INFRASTRUKTUR BANTUL : Komunikasi Porkdarwis & Pemdes Terputus, Apa Kabar Amphitheatre?

Proyek panggung terbuka (amphitheatre) Sono Seneng yang mangkrak (Arief Junianto/JIBI - Harian Jogja)
29 November 2016 09:55 WIB Arief Junianto Bantul Share :

Infrastruktur Bantul, masih ada yang mangkrak.

Harianjogja.com, BANTUL -- Infrastruktur Bantul berupa proyek panggung terbuka (amphitheatre) Sono Seneng senilai Rp400 juta yang berada di Desa Wisata Srikeminut, Dusun Kedungmiri, Desa Sriharjo mangkrak. Kondisi panggung yang berbentuk tiga perempat lingkaran seluas 2.000 meter persegi kini memprihatinkan. Rumput yang tinggi, tanah becek, dan lumut yang tumbuh di sana-sini membuat aset wisata yang sejak 2015 lalu diserahkan oleh Pemerintah DIY kepada Dusun Kedungmiri itu tampak kumuh.

Ketua Badan Pemusyawarakatan Desa (BPD) Sriharjo Sismanto Purnommo menyayangkan mangkraknya aset wisata itu. Menurut dia, hal itu terjadi lantaran terputusnya komunikasi antara Kelompok Sadar Wisata (Pokdarwis) pengelola panggung terbuka dengan pemerintah desa.

“Pesona alam disini sudah pasti layak jadi komoditas wisata, mari kita bersatu untuk mengembangkan kawasan ini, jangan sampai ini jadi mubazir,” ujarnya, Senin (28/11/2016)

(Baca Juga : http://cms.solopos.com/?p=772231">INFRASTRUKTUR BANTUL : Mangkrak, Kolam Renang Berganti Jadi Kolam Lele)

Oleh karena itu, ia berharap agar tokoh masyarakat, warga dan pengurus Pokdarwis segera duduk bersama mencari jalan keluar. Ia khawatir jika tak segera ditangani, potensi wisata yang cukup menjanjikan itu akan semakin terbengkalai.

Sementara Kepala Dinas Pariwisata DIY Aris Riyanta yang dikonfirmasi sebelumnya, mengaku kecewa dengan tak terurusnya aset tersebut. Ia mengaku, saat membangun aset tersebut, Pemerintah DIY berharap banyak akan bergeliatnya potensi wisata di kawasan Desa Wisata Srikeminut.

“Itulah, kami membangun aset itu bukan tanpa alasan. Sebelumnya, kami juga sudah berdiskusi dengan masyarakat,” ujarnya.

Semula, ia berharap keberadaan panggung terbuka itu kian melengkapi potensi wisata yang sudah ada sebelumnya di Desa Wisata Srikeminut.

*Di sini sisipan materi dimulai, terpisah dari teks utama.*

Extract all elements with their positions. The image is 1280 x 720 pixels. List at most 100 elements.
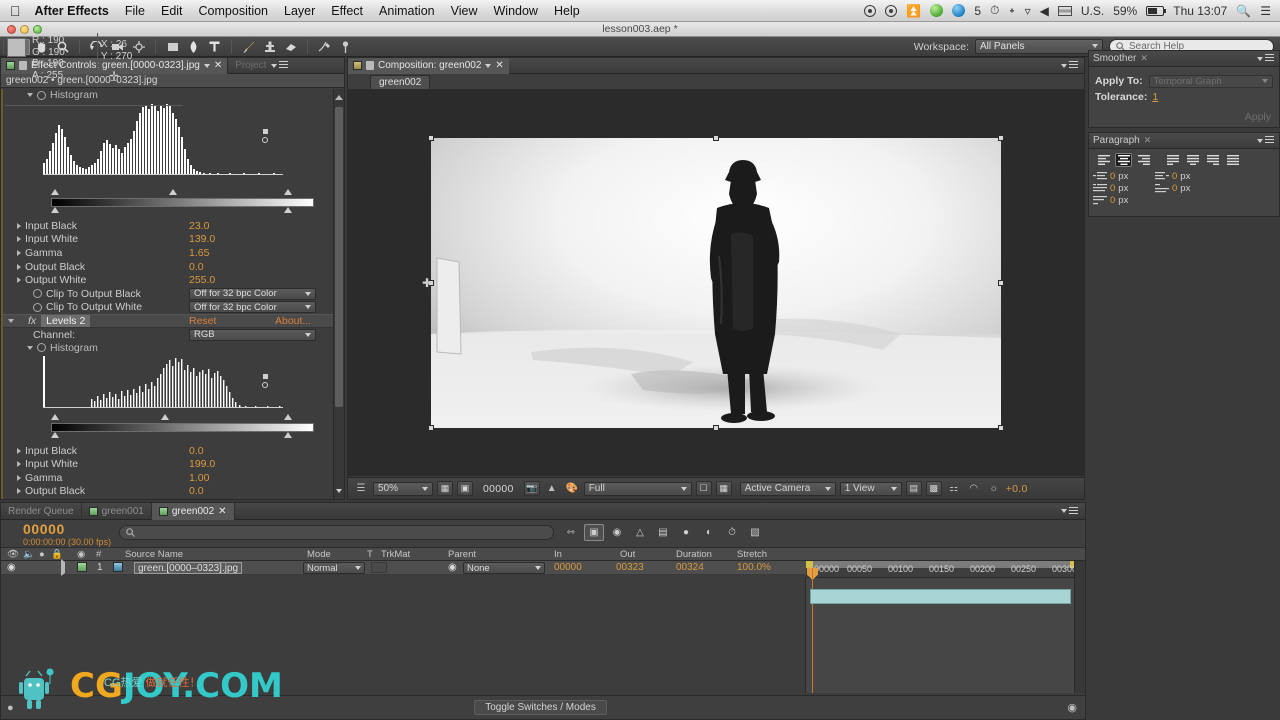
selection-handle-tr[interactable] <box>998 135 1004 141</box>
panel-menu-icon[interactable] <box>1061 506 1079 516</box>
battery-icon[interactable] <box>1146 5 1167 16</box>
current-time-value[interactable]: 00000 <box>23 521 111 537</box>
layer-out-point[interactable]: 00323 <box>616 562 644 573</box>
tab-green002[interactable]: green002 ✕ <box>151 502 235 520</box>
selection-handle-tl[interactable] <box>428 135 434 141</box>
timeline-search-input[interactable] <box>119 525 554 540</box>
bluetooth-icon[interactable]: ᛭ <box>1008 4 1015 18</box>
layer-in-point[interactable]: 00000 <box>554 562 582 573</box>
menu-view[interactable]: View <box>451 4 478 18</box>
indent-left-field[interactable]: 0 px <box>1093 171 1155 182</box>
layer-stretch[interactable]: 100.0% <box>737 562 771 573</box>
channel-rgb-icon[interactable]: 🎨 <box>564 481 580 496</box>
effect-header-levels-2[interactable]: fx Levels 2 Reset About... <box>3 314 344 329</box>
app-name-menu[interactable]: After Effects <box>35 4 109 18</box>
column-trkmat[interactable]: TrkMat <box>381 549 410 560</box>
effect-controls-scrollbar[interactable] <box>333 89 344 499</box>
timeline-vertical-scrollbar[interactable] <box>1074 561 1085 693</box>
layer-label-color[interactable] <box>77 562 87 572</box>
param-value[interactable]: 255.0 <box>189 274 215 286</box>
param-row-output-white-1[interactable]: Output White 255.0 <box>3 273 344 287</box>
dropbox-icon[interactable] <box>952 4 966 17</box>
graph-editor-icon[interactable]: ◐ <box>699 524 719 541</box>
lock-icon[interactable]: 🔒 <box>51 549 63 560</box>
layer-trkmat-cell[interactable] <box>371 562 387 573</box>
justify-last-right-button[interactable] <box>1204 153 1221 167</box>
exposure-value[interactable]: +0.0 <box>1006 483 1028 495</box>
brainstorm-icon[interactable]: ● <box>676 524 696 541</box>
wifi-icon[interactable]: ▿ <box>1025 4 1031 18</box>
panel-menu-icon[interactable] <box>1257 54 1275 63</box>
resolution-select[interactable]: Full <box>583 481 692 496</box>
tolerance-value[interactable]: 1 <box>1152 91 1158 103</box>
twirl-icon[interactable] <box>17 447 21 454</box>
param-row-input-black-1[interactable]: Input Black 23.0 <box>3 219 344 233</box>
twirl-icon[interactable] <box>17 277 21 284</box>
timemachine-icon[interactable]: ⏱ <box>990 3 999 18</box>
notification-center-icon[interactable]: ☰ <box>1260 4 1271 18</box>
layer-parent-select[interactable]: None <box>463 562 545 574</box>
column-out[interactable]: Out <box>620 549 635 560</box>
panel-menu-icon[interactable] <box>1257 136 1275 145</box>
layer-duration-bar[interactable] <box>810 589 1071 604</box>
white-output-handle[interactable] <box>284 207 292 213</box>
workspace-select[interactable]: All Panels <box>975 39 1103 54</box>
close-icon[interactable]: ✕ <box>1144 135 1152 146</box>
selection-handle-bc[interactable] <box>713 425 719 431</box>
effect-name[interactable]: Levels 2 <box>41 315 91 328</box>
justify-last-left-button[interactable] <box>1164 153 1181 167</box>
white-input-handle[interactable] <box>284 189 292 195</box>
menu-window[interactable]: Window <box>494 4 538 18</box>
align-center-button[interactable] <box>1115 153 1132 167</box>
menu-help[interactable]: Help <box>554 4 580 18</box>
close-icon[interactable]: ✕ <box>218 506 226 517</box>
menu-effect[interactable]: Effect <box>331 4 363 18</box>
twirl-icon[interactable] <box>17 236 21 243</box>
param-value[interactable]: 0.0 <box>189 445 204 457</box>
histogram-graph-2[interactable] <box>43 355 314 414</box>
record-icon[interactable] <box>864 4 877 17</box>
always-preview-icon[interactable]: ☰ <box>353 481 369 496</box>
grid-guides-icon[interactable]: ▦ <box>437 481 453 496</box>
zoom-in-icon[interactable]: ◉ <box>1067 701 1077 714</box>
about-button[interactable]: About... <box>275 315 311 327</box>
histogram-handles-1[interactable] <box>51 189 314 196</box>
space-after-field[interactable]: 0 px <box>1093 195 1155 206</box>
brush-tool[interactable] <box>239 39 258 55</box>
clip-black-select-1[interactable]: Off for 32 bpc Color <box>189 287 316 300</box>
apply-to-select[interactable]: Temporal Graph <box>1148 74 1273 88</box>
clock[interactable]: Thu 13:07 <box>1173 4 1227 18</box>
close-icon[interactable]: ✕ <box>1140 53 1148 64</box>
reset-button[interactable]: Reset <box>189 315 216 327</box>
indent-first-line-field[interactable]: 0 px <box>1093 183 1155 194</box>
selection-handle-bl[interactable] <box>428 425 434 431</box>
column-parent[interactable]: Parent <box>448 549 476 560</box>
work-area-start-handle[interactable] <box>806 561 813 568</box>
selection-handle-tc[interactable] <box>713 135 719 141</box>
composition-mini-flowchart-icon[interactable]: ⇿ <box>561 524 581 541</box>
panel-menu-icon[interactable] <box>1061 61 1079 70</box>
pixel-aspect-icon[interactable]: ▤ <box>905 481 922 496</box>
composition-frame[interactable]: ✚ <box>422 135 1004 431</box>
eraser-tool[interactable] <box>281 39 300 55</box>
twirl-icon[interactable] <box>17 249 21 256</box>
param-row-output-black-1[interactable]: Output Black 0.0 <box>3 260 344 274</box>
views-select[interactable]: 1 View <box>839 481 902 496</box>
param-row-channel-2[interactable]: Channel: RGB <box>3 328 344 342</box>
eject-icon[interactable]: ⏫ <box>906 4 921 18</box>
menu-file[interactable]: File <box>125 4 145 18</box>
stopwatch-icon[interactable] <box>37 90 46 100</box>
indent-right-field[interactable]: 0 px <box>1155 171 1217 182</box>
show-snapshot-icon[interactable]: ▲ <box>544 481 560 496</box>
region-of-interest-icon[interactable]: ▣ <box>457 481 473 496</box>
output-ramp-2[interactable] <box>51 422 314 432</box>
time-ruler[interactable]: 00000 00050 00100 00150 00200 00250 0030… <box>806 561 1085 578</box>
scroll-down-icon[interactable] <box>334 485 344 497</box>
chevron-down-icon[interactable] <box>203 63 210 68</box>
white-output-handle[interactable] <box>284 431 292 438</box>
composition-viewer[interactable]: ✚ <box>348 90 1084 476</box>
histogram-handles-2[interactable] <box>51 413 314 421</box>
comp-flowchart-icon[interactable]: ◠ <box>966 481 982 496</box>
take-snapshot-icon[interactable]: 📷 <box>523 481 540 496</box>
camera-select[interactable]: Active Camera <box>739 481 836 496</box>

Seperti diketahui, sebelum adanya panggung terbuka itu, desa wisata tersebut sudah terkenal dengan dua objek wisata lainnya, yakni Air Terjun Srikeminut dan Jembatan Gantung.

Aris menambahkan, persoalan mangkraknya panggung terbuka itu seharusnya menjadi perhatian dari Pemerintah Kabupaten (Pemkab) Bantul. Menurutnya Dinas Pariwisata (Dispar) Bantul sebagai instansi teknis seharusnya bisa melakukan pendampingan terhadap Pokdarwis di Desa Wisata Srikeminut.

“Karena kalau urusan pendampingan masih dibebankan kepada kami, jelas tidak mungkin,” ucapnya.